Kudos to Senate Judiciary Committee Chairman Dick Durbin for planning a hearing for Sixth Circuit nominee Andre Mathis of Tennessee without regard for whether home state senators Marsha Blackburn and Bill Hagerty support him. Chair Durbin recognizes that Democrats can’t hobble themselves with a different set of rules than the ones that Republicans apply when they hold power. After all, having served on the committee for twenty years, Durbin has seen Republican senators regularly advance Republican presidents’ circuit court nominees regardless of whether Democratic home state senators support them.
The Judiciary Committee is tasked with vetting the judges who will determine whether we will remain a nation governed by the rule of law. One indispensable characteristic of the rule of law is that the laws apply to everyone equally. As President Biden said on the anniversary of the January 6 insurrection, “You can’t obey the law only when it’s convenient.” But that’s exactly what Republicans have long been doing with how they treat circuit court nominees.
For many years there had been a Senate tradition calling for the support of both home state senators before a judicial nomination from that state was moved through the Senate Judiciary Committee. In recent decades, as partisan battles over judges increased, Democratic committee chairs adhered to that practice.
But in the past two decades, Senate Republicans have breezily changed the rules when they’ve gotten in the way of their project to pack the federal appeals courts. During the Clinton administration, the Republican chairman (Orrin Hatch) did not allow committee hearings on circuit court nominees without home state senators’ support. But Hatch applied a different rule when Bush was president, allowing the committee to advance four Sixth Circuit nominees from Michigan during Bush’s first term over the objections of Sens. Carl Levin and Debbie Stabenow: David McKeague, Susan Bieke Neilson, Henry Saad, and Richard Griffin.
The next Republican chairman did an identical turnaround. Chuck Grassley refused to process circuit nominees from the Obama White House unless they had the support of both home state senators. But when Trump became president, Grassley’s principles conveniently changed, and he let the committee process eight circuit nominees over two years over the objections of Democratic home state senators: David Stras of Minnesota (Eighth Circuit), Michael Brennan of Wisconsin (Seventh Circuit), Ryan Bounds of Oregon (Ninth Circuit), David Porter of Pennsylvania (Third Circuit), Eric Murphy and Chad Readler of Ohio (Sixth Circuit), Eric Miller of Washington (Ninth Circuit), and Paul Matey of New Jersey (Third Circuit).
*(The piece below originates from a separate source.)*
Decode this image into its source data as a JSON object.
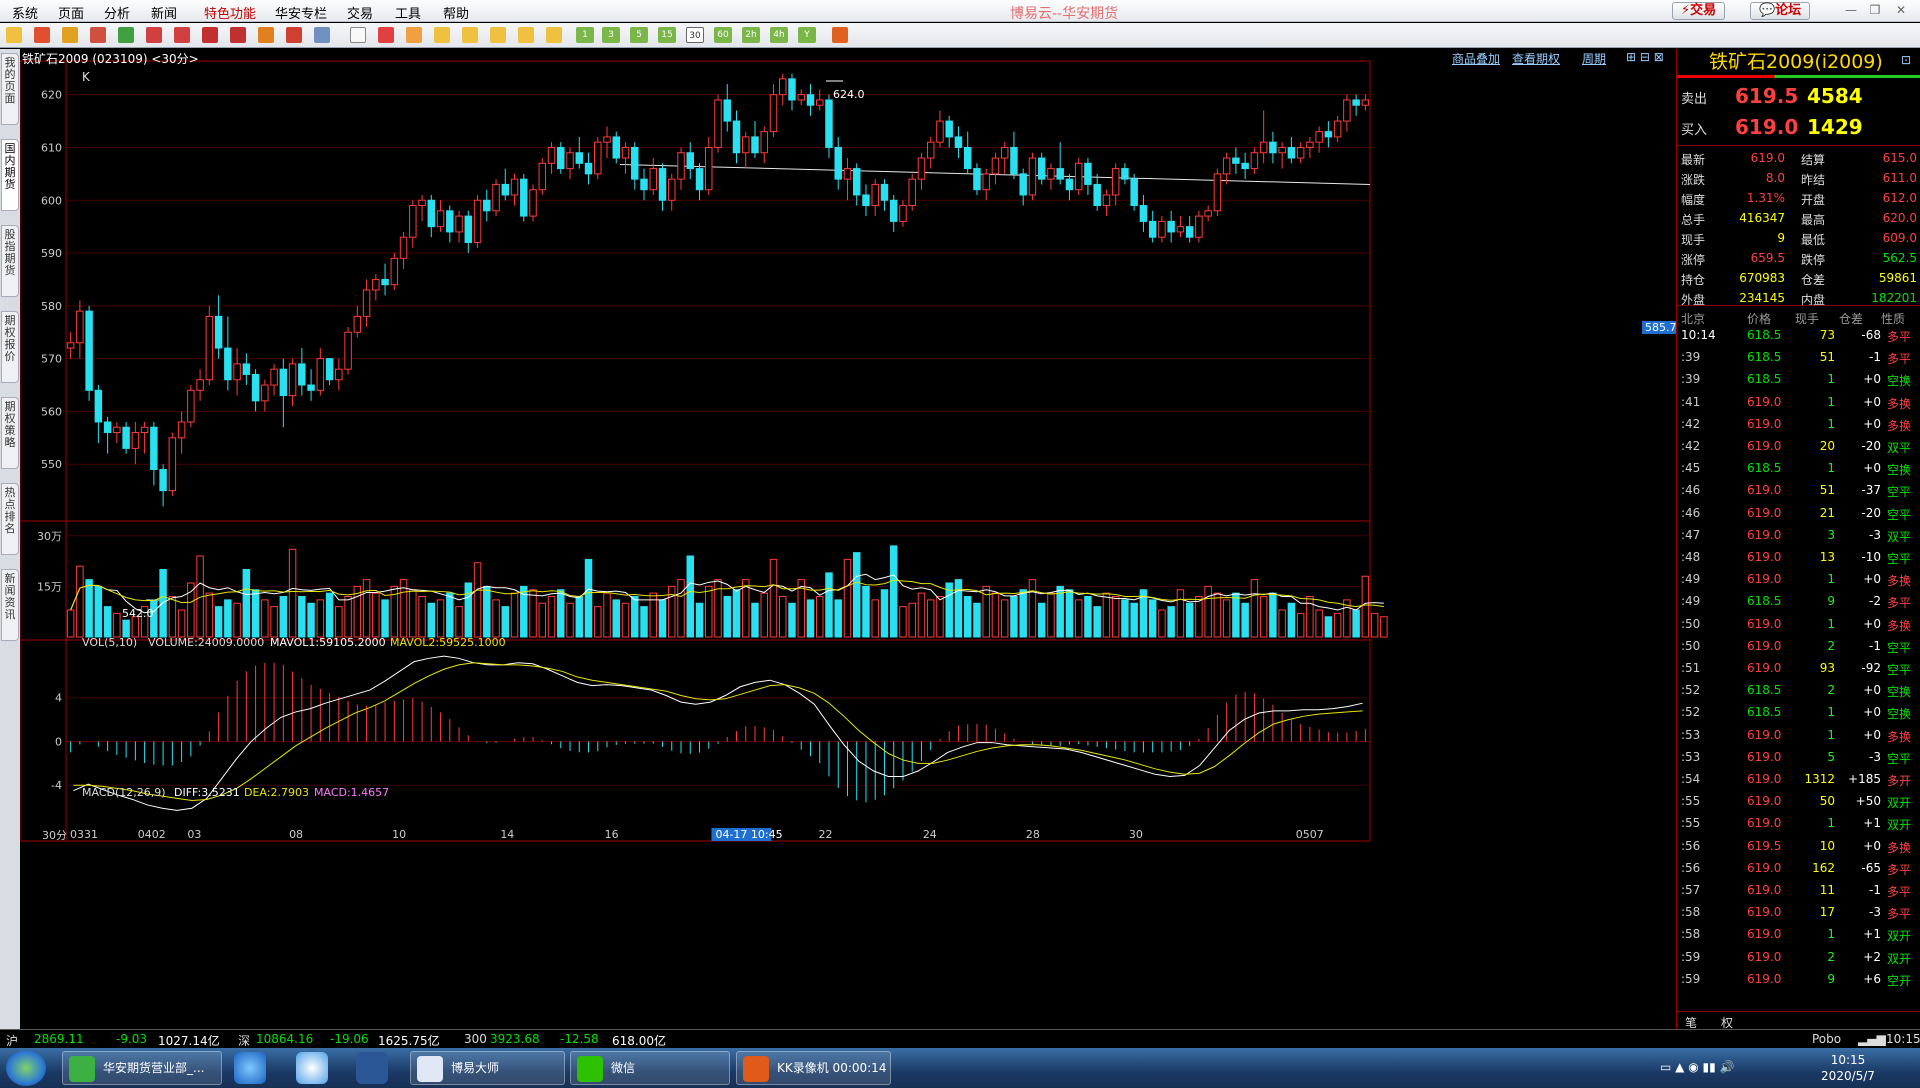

During the second half of Trump’s term, Grassley’s Republican successor Lindsey Graham similarly never allowed the objection of a home state senator to impede committee consideration of a Trump circuit court nomination, including Michael Park and Joseph Bianco of New York (Second Circuit), Daniel Collins, Patrick Bumatay, Kenneth Lee, and Daniel Bress of California (Ninth Circuit), Lawrence VanDyke of Nevada, Peter Phipps of Pennsylvania (Third Circuit), and Andrew Brasher of Alabama (Eleventh Circuit).
Every Republican on the Judiciary Committee voted to advance these nominees to the floor, where they received overwhelming support from Republican senators – including Tennessee’s Marsha Blackburn once she took office after the 2018 elections. (Tennessee’s other senator, Bill Hagerty, was not elected until 2020.) This repeated repudiation of the former practice is how our nation reached the point where an incredible 30 percent of the nation’s active circuit court judges were put there by Donald Trump.
As the past two decades have shown us, Republicans jettison the rule whenever it’s convenient for them to do so. That means there is no rule, and Democrats are right to recognize that. To pretend otherwise would be to empower Republicans to damage the courts while severely limiting Democrats’ ability to repair the damage.
This month’s anticipated committee hearing for Andre Mathis is the first for a Biden circuit court nominee from a state with Republican senators. It should be the first of many. After all, all people in America deserve the protections of a fair court system.